Kairn snapped up, looked at him in confusion. “My what?” His eyes darted between Sethan and the guitar. “But…how?”
Sethan shrugged, a hand on the door, and flashed him a grin. “Ink cost a bit more today than last time.”
“It- But-” His face lit up. “Thank you!”
“Just pick it up and come.” Kairn snatched the guitar by the neck as Sethan swung open the door. “You owe me the three silver, you know.”
Sethan paused, spoon mid-swoop, soup drizzling from its end to soflty splatter back into the dish, and stared, one brow cocked, as Kairn came into the dining hall, the guitar bobbing and thumping against his back.
“Do you ever put that thing down?” said Sethan, as Kairn swung the strap over his head and propped the instrument against the table before settling into the chair beside him.
“I have a lesson after lunch.”
Sethan’s spoon clattered into the bowl and he swallowed a laugh. “A lesson?”
“Mmm-hmm.” Kairn snatched the roll from Sethan’s plate and tore it roughly in half. “Lady Evaline is going to teach me how to play.”
Sethan waited for the admission this was a joke, but Kairn’s face showed no signs he was anything but serious. “The Lady is going to teach you how to play?”

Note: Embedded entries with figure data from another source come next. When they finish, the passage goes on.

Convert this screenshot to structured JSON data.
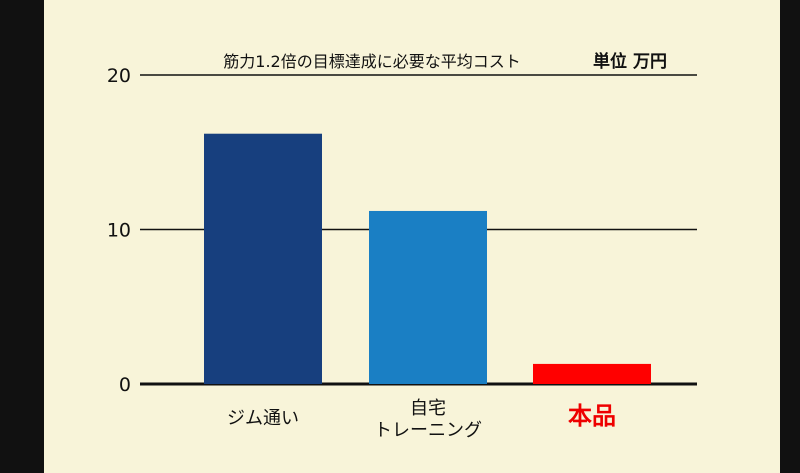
{
  "chart_data": {
    "type": "bar",
    "title": "筋力1.2倍の目標達成に必要な平均コスト",
    "unit": "単位 万円",
    "categories": [
      {
        "lines": [
          "ジム通い"
        ],
        "color": "#173f7e",
        "label_color": "#111111",
        "bold": false
      },
      {
        "lines": [
          "自宅",
          "トレーニング"
        ],
        "color": "#1a7fc4",
        "label_color": "#111111",
        "bold": false
      },
      {
        "lines": [
          "本品"
        ],
        "color": "#ff0000",
        "label_color": "#ee0000",
        "bold": true
      }
    ],
    "values": [
      16.2,
      11.2,
      1.3
    ],
    "ylim": [
      0,
      20
    ],
    "yticks": [
      0,
      10,
      20
    ],
    "grid": true
  }
}
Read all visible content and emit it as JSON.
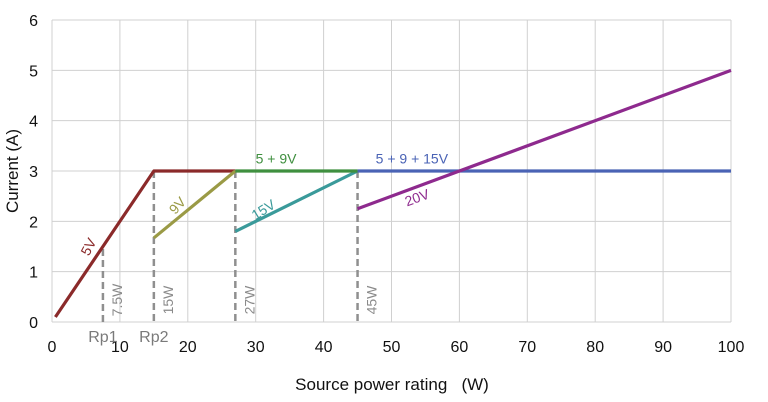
{
  "chart_data": {
    "type": "line",
    "title": "",
    "xlabel": "Source power rating   (W)",
    "ylabel": "Current (A)",
    "xlim": [
      0,
      100
    ],
    "ylim": [
      0,
      6
    ],
    "x_ticks": [
      0,
      10,
      20,
      30,
      40,
      50,
      60,
      70,
      80,
      90,
      100
    ],
    "y_ticks": [
      0,
      1,
      2,
      3,
      4,
      5,
      6
    ],
    "grid": true,
    "series": [
      {
        "name": "5V",
        "color": "#8b2a2a",
        "x": [
          0.5,
          15,
          27
        ],
        "y": [
          0.1,
          3,
          3
        ]
      },
      {
        "name": "9V",
        "color": "#9a9a45",
        "x": [
          15,
          27
        ],
        "y": [
          1.67,
          3
        ]
      },
      {
        "name": "15V",
        "color": "#3a9a9a",
        "x": [
          27,
          45
        ],
        "y": [
          1.8,
          3
        ]
      },
      {
        "name": "5 + 9V",
        "color": "#3f8f3f",
        "x": [
          27,
          45
        ],
        "y": [
          3,
          3
        ]
      },
      {
        "name": "5 + 9 + 15V",
        "color": "#4a63b5",
        "x": [
          45,
          100
        ],
        "y": [
          3,
          3
        ]
      },
      {
        "name": "20V",
        "color": "#8e2a8e",
        "x": [
          45,
          100
        ],
        "y": [
          2.25,
          5
        ]
      }
    ],
    "reference_lines": [
      {
        "x": 7.5,
        "label": "7.5W",
        "bottom_label": "Rp1"
      },
      {
        "x": 15,
        "label": "15W",
        "bottom_label": "Rp2"
      },
      {
        "x": 27,
        "label": "27W",
        "bottom_label": ""
      },
      {
        "x": 45,
        "label": "45W",
        "bottom_label": ""
      }
    ]
  }
}
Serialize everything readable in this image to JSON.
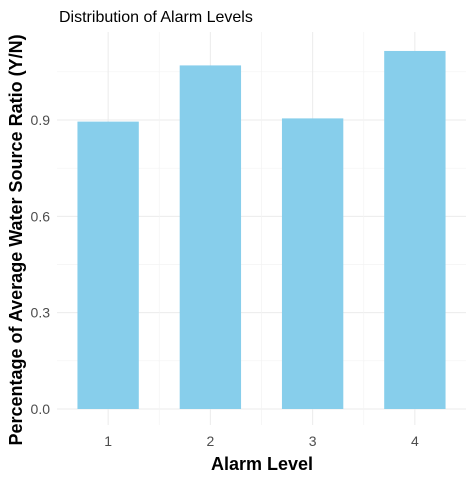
{
  "chart_data": {
    "type": "bar",
    "title": "Distribution of Alarm Levels",
    "xlabel": "Alarm Level",
    "ylabel": "Percentage of Average Water Source Ratio (Y/N)",
    "categories": [
      "1",
      "2",
      "3",
      "4"
    ],
    "values": [
      0.895,
      1.07,
      0.905,
      1.115
    ],
    "ylim": [
      0,
      1.17
    ],
    "y_ticks": [
      "0.0",
      "0.3",
      "0.6",
      "0.9"
    ],
    "grid": true,
    "bar_color": "#87CEEB"
  }
}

Mouth full of bread, Kairn nodded.
“Right,” said Sethan, and he pulled his plate to the side before Kairn could decide to appropriate any more of his lunch.
Kairn picked up the guitar and shoved his chair back so he could pull it into his lap. “She is,” he said. “She got me new strings for it.” He pointed out the shiny new strands wound from neck to sounding board. “She said it’s a shame to see an instrument not taken care of.”

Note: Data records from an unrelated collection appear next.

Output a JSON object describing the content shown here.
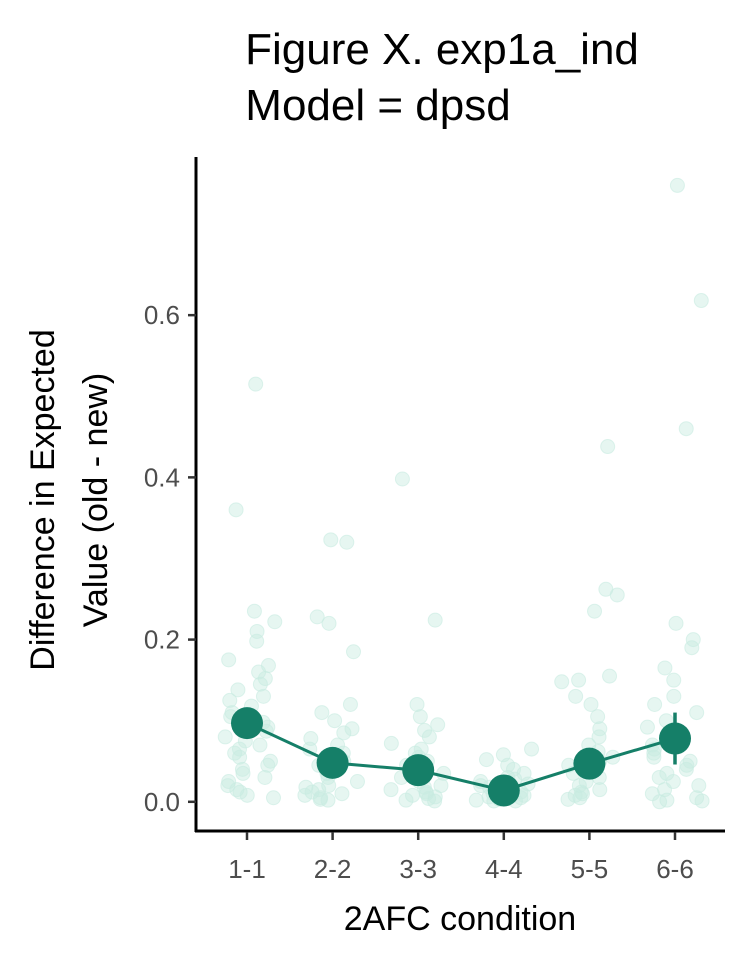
{
  "chart_data": {
    "type": "scatter",
    "title": [
      "Figure X. exp1a_ind",
      "Model = dpsd"
    ],
    "xlabel": "2AFC condition",
    "ylabel": [
      "Difference in Expected",
      "Value (old - new)"
    ],
    "categories": [
      "1-1",
      "2-2",
      "3-3",
      "4-4",
      "5-5",
      "6-6"
    ],
    "ylim": [
      -0.036,
      0.795
    ],
    "yticks": [
      0.0,
      0.2,
      0.4,
      0.6
    ],
    "ytick_labels": [
      "0.0",
      "0.2",
      "0.4",
      "0.6"
    ],
    "grid": false,
    "legend": "none",
    "colors": {
      "mean": "#157f68",
      "points": "#c8ebe1"
    },
    "series": [
      {
        "role": "mean",
        "values": [
          0.097,
          0.048,
          0.039,
          0.014,
          0.047,
          0.078
        ],
        "errors": [
          0.012,
          0.008,
          0.007,
          0.004,
          0.009,
          0.032
        ]
      },
      {
        "role": "individual",
        "points": [
          {
            "x": "1-1",
            "y": [
              0.515,
              0.36,
              0.235,
              0.222,
              0.21,
              0.198,
              0.175,
              0.168,
              0.16,
              0.152,
              0.145,
              0.138,
              0.13,
              0.125,
              0.118,
              0.11,
              0.105,
              0.098,
              0.092,
              0.087,
              0.08,
              0.075,
              0.07,
              0.065,
              0.06,
              0.055,
              0.05,
              0.045,
              0.04,
              0.035,
              0.03,
              0.025,
              0.02,
              0.015,
              0.012,
              0.008,
              0.005
            ]
          },
          {
            "x": "2-2",
            "y": [
              0.323,
              0.32,
              0.228,
              0.22,
              0.185,
              0.12,
              0.11,
              0.1,
              0.09,
              0.085,
              0.078,
              0.07,
              0.065,
              0.06,
              0.055,
              0.05,
              0.045,
              0.04,
              0.035,
              0.03,
              0.025,
              0.02,
              0.018,
              0.015,
              0.012,
              0.01,
              0.008,
              0.005,
              0.003,
              0.002
            ]
          },
          {
            "x": "3-3",
            "y": [
              0.398,
              0.224,
              0.12,
              0.105,
              0.095,
              0.088,
              0.08,
              0.072,
              0.065,
              0.06,
              0.055,
              0.05,
              0.045,
              0.04,
              0.035,
              0.03,
              0.025,
              0.02,
              0.018,
              0.015,
              0.012,
              0.01,
              0.008,
              0.006,
              0.004,
              0.002,
              0.001
            ]
          },
          {
            "x": "4-4",
            "y": [
              0.065,
              0.058,
              0.052,
              0.045,
              0.04,
              0.035,
              0.03,
              0.028,
              0.025,
              0.022,
              0.02,
              0.018,
              0.015,
              0.012,
              0.01,
              0.008,
              0.006,
              0.005,
              0.004,
              0.003,
              0.002,
              0.001,
              0.001
            ]
          },
          {
            "x": "5-5",
            "y": [
              0.438,
              0.262,
              0.255,
              0.235,
              0.155,
              0.15,
              0.148,
              0.13,
              0.12,
              0.105,
              0.09,
              0.08,
              0.07,
              0.062,
              0.055,
              0.05,
              0.045,
              0.04,
              0.035,
              0.03,
              0.025,
              0.02,
              0.015,
              0.012,
              0.01,
              0.008,
              0.005,
              0.003
            ]
          },
          {
            "x": "6-6",
            "y": [
              0.76,
              0.618,
              0.46,
              0.22,
              0.2,
              0.19,
              0.165,
              0.15,
              0.13,
              0.12,
              0.11,
              0.1,
              0.092,
              0.085,
              0.078,
              0.07,
              0.065,
              0.06,
              0.055,
              0.05,
              0.045,
              0.04,
              0.035,
              0.03,
              0.025,
              0.02,
              0.015,
              0.01,
              0.005,
              0.002,
              0.001,
              0.0
            ]
          }
        ]
      }
    ]
  }
}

Sethan slowly shook his head.
“She showed me some chords,” Kairn went on. “This one’s called ‘C’.” With a look of intense concentration, he curled a few fingers around the guitar’s neck. He hung his other arm over the body and pulled his hand across the strings. A rich, bright, harmonious sound rose from the instrument, and Kairn grinned so broadly it seemed his face might split.
Sethan cast the fingers splayed over the neck a thoughtful frown. “Let me try,” he said.
“Sure.” Kairn scooped the guitar from his lap and handed it off to him.
Sethan shifted in his seat, aligning the curve of the instrument’s body with his leg, and swung an arm over the top. He brought the other up under the neck, pitched the whole thing back and craned his neck for a better look at the strings, and splayed his fingers over the fingerboard, one stretched, one coiled, one hung off the bottom.
“No, here,” said Kairn, reaching for his hand as he fumbled with the strings. Sethan scowled, but let him pull the finger into place. “Like that. Now you strum.”
Sethan dragged his other hand across the strings and winced. It wasn’t quite the sound Kairn had made.
“It takes practice,” said Kairn. “I’ve been at it all morning.” Sethan pressed the instrument back into Kairn’s hands without a word. “I’m sure you could too. I doubt it would even take you half that long.”
“Nah,” said Sethan. “You have fun with it yourself.”
Kairn had the guitar positioned in his lap now and produced another clear C chord. He adjusted his fingers a bit, curled them along the bottom of the guitar’s neck, and the notes shifted up a bit into another bright harmony. “G,” said Kairn. He rearranged his hand again and the chord took another step higher. “A.”
“Nice.” Sethan poked at his soup.
Kairn grabbed the other half of the roll off his plate and crammed it into his mouth. He announced something that sounded like “F,” but could well have been anything considering the volume of bread it was said around, and strummed another chord.
“You going to get yourself some lunch?” said Sethan.
Kairn gulped down the last of the bread. “Nah,” he said, eyes on his fingers as they worked their way into yet another pattern. “Too excited to eat.”
Sethan eyed his empty plate and gave his soup another poke. “You know,” he said, “you still owe me that last silver.”